Friedrich Nietzsche (1844-1900); undatierte Aufnahme. Keystone

Der deutsche Philosoph Friedrich Nietzsche war nie Schweizer Bürger, obwohl er das zeitweise glaubte. Einige der wichtigsten Meilensteine seines Lebens lagen dennoch in der Schweiz. Heute Freitag (25.08.) vor genau 100 Jahren starb Nietzsche in Weimar.

“Der treue Schweizer” unterschrieb der Philosoph 1870 einen Brief. Danach reiste er zehn Jahre lang gutgläubig mit einem abgelaufenen Basler Reisepass durch Europa.

1877, nach seiner ersten Fahrt durch den Gotthart, rührte ihn der Dialekt eines Gepäckträgers derart, dass er bekannte, “viel lieber unter Deutschschweizern als unter Deutschen” zu leben.

Schweizer Fixpunkte

An der Basler Universität hatte Nietzsche von 1869-79 seine erste und einzige feste Stelle. In Tribschen bei Luzern verbrachte er die besten Zeiten mit Wagner. In Genf machte er den ersten von zwei missglückten Heiratsanträgen. St. Moritz war für ihn das “Land der Verheissung”, in Sils-Maria ging Zarathustra an ihm vorbei und inspirierte ihn zu seinem berühmtesten Werk.

Der Kreis schloss sich 1889, als an der Basler Nervenklinik “progressive Paralyse” diagnostiziert wurde. Nietzsche sollte bis zu seinem Tod in Weimar am 25. August 1900 nicht mehr aus der Umnachtung auftauchen.

Der Wunderknabe

“Noch nie habe ich einen jungen Menschen gekannt, der so früh schon so reif gewesen wäre”, mit Nietzsche “wäre Ihren Bedürfnissen unfehlbar in capitaler Weise entsprochen”: Mit diesen Worten empfahl 1869 der Leipziger Professor Friedrich Ritschl den Studenten Friedrich Nietzsche Wilhelm Vischer, dem Präsidenten des Basler Uni-Kuratels.

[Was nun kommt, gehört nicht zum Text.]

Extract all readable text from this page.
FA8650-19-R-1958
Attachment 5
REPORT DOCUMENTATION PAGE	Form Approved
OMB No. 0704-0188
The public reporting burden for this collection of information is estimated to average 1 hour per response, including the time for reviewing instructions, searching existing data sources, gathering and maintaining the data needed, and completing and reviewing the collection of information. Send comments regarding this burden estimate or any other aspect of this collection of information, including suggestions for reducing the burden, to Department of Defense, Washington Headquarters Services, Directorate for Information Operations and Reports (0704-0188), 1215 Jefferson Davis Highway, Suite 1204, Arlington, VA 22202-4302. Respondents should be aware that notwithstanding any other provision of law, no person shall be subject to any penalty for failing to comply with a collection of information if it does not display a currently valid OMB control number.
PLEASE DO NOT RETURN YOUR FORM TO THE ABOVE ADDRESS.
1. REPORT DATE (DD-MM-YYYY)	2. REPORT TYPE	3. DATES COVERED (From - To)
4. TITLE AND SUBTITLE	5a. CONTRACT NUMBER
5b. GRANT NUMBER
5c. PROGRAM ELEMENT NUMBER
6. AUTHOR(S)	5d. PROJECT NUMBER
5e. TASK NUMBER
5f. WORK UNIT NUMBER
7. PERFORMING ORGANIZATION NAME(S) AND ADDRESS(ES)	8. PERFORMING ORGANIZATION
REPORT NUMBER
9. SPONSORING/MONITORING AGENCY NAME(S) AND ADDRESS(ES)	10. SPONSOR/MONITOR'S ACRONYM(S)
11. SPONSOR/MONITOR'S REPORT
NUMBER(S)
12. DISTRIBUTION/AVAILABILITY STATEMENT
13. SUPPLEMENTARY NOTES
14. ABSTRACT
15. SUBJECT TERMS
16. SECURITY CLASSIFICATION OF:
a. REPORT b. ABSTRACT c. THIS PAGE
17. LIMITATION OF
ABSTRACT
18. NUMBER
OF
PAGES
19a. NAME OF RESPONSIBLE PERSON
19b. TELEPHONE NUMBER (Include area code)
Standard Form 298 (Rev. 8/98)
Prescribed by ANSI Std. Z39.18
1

Dass der Wunderknabe noch nicht habilitiert sei, liege einzig daran, dass die obligatorischen fünf Jahre seit dem Abitur noch nicht abgelaufen seien, meinte Ritschl. So kam es, dass der Pastorensohn aus dem sächsischen Röcken halt ohne Habilitation, mit 24 Jahren Professor der klassischen Philologie in Basel wurde.

Nietzsche in Basel

Der junge Vollblutgelehrte war so recht nach dem Geschmack des Baslers Bildungsbürger-“Daig” und wurde fleissig eingeladen. Nach einigen Ausflügen aufs gesellschaftliche Parkett wendete sich der lebenslang Menschenscheue aber von den Basler “Pfahlbürgern” ab.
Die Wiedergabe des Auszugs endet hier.